- 1 lb fregola or other small pasta
- 20-30 fresh green almonds, or blanched regular ones
- 1 finely chopped small chile
- 1 finely chopped garlic clove
- 1 T. finely chopped chives or green onions
- 1 T. finely chopped mint
- 3 T. tiny capers, rinsed if stored in salt
- 3 T. olive oil (use the good stuff)
- Lemon wedges to serve
- 1 T. ground bottarga, for garnish
If you have whole bottarga -- which is of higher quality than the pre-grated stuff -- cut off a one-inch piece and grind it or grate it, depending on whether your bottarga is hard-cured or still moist.
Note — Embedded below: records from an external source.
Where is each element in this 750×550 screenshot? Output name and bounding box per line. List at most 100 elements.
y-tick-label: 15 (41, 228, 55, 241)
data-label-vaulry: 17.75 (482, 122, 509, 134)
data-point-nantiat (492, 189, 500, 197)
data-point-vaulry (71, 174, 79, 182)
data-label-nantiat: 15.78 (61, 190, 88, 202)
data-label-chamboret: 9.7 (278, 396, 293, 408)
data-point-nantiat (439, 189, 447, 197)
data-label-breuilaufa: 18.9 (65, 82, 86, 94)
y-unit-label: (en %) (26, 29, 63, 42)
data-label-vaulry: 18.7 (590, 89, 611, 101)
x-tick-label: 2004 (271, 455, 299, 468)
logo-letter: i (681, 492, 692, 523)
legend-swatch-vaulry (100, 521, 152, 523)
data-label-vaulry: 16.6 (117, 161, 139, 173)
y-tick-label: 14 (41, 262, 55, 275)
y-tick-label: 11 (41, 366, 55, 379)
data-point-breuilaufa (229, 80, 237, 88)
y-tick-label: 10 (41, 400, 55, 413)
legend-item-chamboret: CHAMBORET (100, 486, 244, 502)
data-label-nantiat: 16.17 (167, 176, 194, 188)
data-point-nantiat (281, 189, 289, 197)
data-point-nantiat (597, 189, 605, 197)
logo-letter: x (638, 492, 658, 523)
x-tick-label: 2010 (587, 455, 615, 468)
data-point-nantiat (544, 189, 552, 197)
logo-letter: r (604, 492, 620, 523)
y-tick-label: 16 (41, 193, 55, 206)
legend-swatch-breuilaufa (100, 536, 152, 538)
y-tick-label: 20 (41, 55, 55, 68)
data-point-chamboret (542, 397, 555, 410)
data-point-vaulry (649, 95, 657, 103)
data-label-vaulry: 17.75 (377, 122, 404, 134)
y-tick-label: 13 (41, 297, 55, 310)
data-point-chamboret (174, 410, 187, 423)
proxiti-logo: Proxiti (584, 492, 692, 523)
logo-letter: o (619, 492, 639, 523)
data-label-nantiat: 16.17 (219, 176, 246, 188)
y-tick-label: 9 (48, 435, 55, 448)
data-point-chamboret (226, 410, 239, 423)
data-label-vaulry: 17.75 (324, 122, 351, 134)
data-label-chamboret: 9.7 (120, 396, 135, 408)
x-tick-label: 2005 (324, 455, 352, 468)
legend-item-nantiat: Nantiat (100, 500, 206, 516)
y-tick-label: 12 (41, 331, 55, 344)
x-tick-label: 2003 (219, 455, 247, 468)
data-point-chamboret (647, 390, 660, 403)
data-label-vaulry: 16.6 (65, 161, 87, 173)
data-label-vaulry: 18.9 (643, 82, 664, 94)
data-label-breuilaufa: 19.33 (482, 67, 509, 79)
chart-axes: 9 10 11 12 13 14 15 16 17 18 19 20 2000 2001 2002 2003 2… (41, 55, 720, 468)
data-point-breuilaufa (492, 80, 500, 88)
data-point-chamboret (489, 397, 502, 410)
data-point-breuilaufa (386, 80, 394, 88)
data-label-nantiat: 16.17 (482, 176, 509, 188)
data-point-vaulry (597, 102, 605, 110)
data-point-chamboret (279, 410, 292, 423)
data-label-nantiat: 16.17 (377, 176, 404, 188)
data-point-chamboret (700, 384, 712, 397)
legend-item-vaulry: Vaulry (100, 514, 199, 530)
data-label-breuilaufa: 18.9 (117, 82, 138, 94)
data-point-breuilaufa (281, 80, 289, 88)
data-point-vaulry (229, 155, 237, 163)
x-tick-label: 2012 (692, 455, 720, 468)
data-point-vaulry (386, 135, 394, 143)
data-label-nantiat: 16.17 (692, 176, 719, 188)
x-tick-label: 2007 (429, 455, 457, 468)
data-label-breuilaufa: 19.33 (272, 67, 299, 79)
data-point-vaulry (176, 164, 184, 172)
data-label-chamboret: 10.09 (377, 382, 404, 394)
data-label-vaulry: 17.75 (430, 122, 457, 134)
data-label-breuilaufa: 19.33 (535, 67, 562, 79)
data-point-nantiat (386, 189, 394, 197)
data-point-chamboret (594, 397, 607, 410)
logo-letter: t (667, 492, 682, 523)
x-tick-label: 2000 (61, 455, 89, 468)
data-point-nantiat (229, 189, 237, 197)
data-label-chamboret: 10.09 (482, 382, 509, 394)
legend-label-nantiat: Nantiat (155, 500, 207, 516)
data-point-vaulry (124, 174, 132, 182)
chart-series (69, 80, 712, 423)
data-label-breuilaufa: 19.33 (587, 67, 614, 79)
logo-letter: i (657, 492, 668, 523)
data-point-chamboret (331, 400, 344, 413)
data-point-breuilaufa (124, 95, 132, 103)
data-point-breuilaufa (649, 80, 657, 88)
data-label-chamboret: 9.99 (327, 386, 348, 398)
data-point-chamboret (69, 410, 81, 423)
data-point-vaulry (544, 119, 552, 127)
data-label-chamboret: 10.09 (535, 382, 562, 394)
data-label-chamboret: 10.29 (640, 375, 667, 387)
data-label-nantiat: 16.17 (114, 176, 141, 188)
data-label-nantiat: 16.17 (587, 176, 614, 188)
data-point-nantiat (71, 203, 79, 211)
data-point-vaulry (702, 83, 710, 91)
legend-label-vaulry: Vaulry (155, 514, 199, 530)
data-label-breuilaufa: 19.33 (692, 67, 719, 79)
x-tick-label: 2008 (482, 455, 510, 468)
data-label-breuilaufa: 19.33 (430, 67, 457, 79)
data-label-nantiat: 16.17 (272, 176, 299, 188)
Boil your water, and salt it heavily. It should taste like the sea.
Cook the fregola for 10-12 minutes, or until still firm but edible -- you do not want mushy pasta.
If you are using green almonds, which are a delicacy found in some Middle Eastern or Italian markets in spring, crack them open and peel off the cream-colored skin, leaving the snow-white baby almond.
When the pasta is done, toss everything but the lemon wedges and the bottarga together in a big bowl. To finish the dish, squeeze some lemon juice over the pasta, then sprinkle about a teaspoon of bottarga over it all and serve at once.
I ate this with a Chenin Blanc from Clarksburg, in California, but any crisp white -- a Pinot Grigio would be excellent -- will go well with this recipe.